In cooperation with the Guangdong Pharmaceutical University, the platform is expected to become a national-level technology startup incubator. It aims to host at least 50 spinoff companies and commercialize the results of at least 10 HKU research projects within five years.
Andy Hor Tzi-sum, vicepresident and pro-vice-chancellor (research) at HKU — who is in charge of the project — told a press conference the platform is the university’s first-ever biotech cooperation project on the mainland.
The platform will focus on key areas including cancer treatment, medical devices and infectious disease treatment, explained Kim Shincheul, director of the Technology Transfer Office of HKU who joined Hor at the press conference.
Located at the Torch HighTech Industrial Zone, a national health technology park in Zhongshan city, Guangdong province, the platform will have three core units — incubation facility, joint-laboratory and technology transfer unit.
Hor said GDPU is an ideal facilitator to commercialize HKU’s cutting-edge research outcomes as it is one of the nation’s three pharmaceutical universities boasting expertise in translational medicine development and in operating and incubation facility.
Moreover, steering a pharmaceutical industry alliance with 200 members — including enterprises, associations
and educational institutes — the GDPU could provide an extensive network of potential collaboration partners for Hong Kong researchers, he added.
Soon after the platform’s establishment on Friday, the GDPU-HKU Innovations Platform attracted seven startups, achieving the first of its objectives, Hor said.

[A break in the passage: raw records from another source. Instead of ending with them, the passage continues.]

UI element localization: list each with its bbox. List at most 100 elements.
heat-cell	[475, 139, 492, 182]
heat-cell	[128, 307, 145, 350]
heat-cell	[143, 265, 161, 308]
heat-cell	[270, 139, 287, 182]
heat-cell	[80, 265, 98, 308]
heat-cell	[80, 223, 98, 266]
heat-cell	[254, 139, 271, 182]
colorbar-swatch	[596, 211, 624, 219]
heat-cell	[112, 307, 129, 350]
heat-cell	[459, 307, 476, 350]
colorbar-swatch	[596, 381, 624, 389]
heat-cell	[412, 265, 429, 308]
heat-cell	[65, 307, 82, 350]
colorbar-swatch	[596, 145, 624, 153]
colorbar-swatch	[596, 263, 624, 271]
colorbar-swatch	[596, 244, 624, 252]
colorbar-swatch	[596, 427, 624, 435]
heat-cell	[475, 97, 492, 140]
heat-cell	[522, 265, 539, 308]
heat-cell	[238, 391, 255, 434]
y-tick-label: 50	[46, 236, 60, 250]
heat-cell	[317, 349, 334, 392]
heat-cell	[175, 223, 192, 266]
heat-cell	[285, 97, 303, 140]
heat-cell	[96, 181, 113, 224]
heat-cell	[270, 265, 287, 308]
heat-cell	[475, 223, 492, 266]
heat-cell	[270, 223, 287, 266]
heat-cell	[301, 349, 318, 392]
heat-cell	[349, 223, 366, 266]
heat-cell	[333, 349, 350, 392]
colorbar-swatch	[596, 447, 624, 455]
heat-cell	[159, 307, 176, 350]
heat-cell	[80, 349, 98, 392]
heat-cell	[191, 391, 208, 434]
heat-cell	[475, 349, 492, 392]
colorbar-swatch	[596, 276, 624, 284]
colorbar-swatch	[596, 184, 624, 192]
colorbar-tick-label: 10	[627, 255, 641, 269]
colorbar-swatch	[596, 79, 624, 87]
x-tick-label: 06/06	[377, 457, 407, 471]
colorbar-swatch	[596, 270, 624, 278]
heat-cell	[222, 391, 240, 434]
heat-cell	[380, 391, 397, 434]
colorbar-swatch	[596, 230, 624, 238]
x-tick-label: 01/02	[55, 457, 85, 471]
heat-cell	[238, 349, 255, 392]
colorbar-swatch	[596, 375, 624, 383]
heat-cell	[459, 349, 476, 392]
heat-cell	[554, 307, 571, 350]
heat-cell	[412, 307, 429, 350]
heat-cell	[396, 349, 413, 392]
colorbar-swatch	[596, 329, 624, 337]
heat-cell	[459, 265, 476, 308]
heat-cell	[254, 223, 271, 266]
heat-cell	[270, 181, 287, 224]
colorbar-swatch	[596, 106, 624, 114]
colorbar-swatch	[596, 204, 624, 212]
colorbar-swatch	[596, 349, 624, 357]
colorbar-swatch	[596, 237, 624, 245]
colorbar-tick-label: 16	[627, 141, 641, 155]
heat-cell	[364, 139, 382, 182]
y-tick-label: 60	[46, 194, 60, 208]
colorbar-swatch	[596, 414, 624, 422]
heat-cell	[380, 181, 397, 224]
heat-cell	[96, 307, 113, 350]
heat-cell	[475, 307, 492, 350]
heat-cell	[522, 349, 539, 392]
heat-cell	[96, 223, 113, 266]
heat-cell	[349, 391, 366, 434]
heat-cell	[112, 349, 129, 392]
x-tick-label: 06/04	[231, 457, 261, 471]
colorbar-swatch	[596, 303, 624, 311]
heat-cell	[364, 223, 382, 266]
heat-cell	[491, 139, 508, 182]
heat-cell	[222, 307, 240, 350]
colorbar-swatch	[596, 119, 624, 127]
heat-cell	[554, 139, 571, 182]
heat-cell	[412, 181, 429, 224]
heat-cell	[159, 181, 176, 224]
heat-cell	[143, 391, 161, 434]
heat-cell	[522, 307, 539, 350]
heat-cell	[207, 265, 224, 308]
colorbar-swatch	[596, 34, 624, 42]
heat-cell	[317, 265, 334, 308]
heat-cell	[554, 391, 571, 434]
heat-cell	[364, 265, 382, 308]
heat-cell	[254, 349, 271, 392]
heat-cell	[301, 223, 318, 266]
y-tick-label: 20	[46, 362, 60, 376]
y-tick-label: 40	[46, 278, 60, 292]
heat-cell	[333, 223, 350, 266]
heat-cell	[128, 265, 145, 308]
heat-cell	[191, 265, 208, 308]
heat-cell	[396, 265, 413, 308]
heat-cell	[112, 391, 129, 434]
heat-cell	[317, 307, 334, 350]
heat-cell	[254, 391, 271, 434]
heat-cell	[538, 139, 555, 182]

Besides the platform, a satellite branch of HKU’s Partner State Key Laboratory of Pharmaceutical Biotechnology will also be set up at GDPU, HKU said.
With support from mainland governments at all levels — 940,000 yuan ($142,000) set aside for the incubation facility and 100 million yuan designated for the joint-laboratory — the project has sufficient funding for the following three years, Hor said.
An additional 500 million yuan has also been reserved for future investment if the project does well.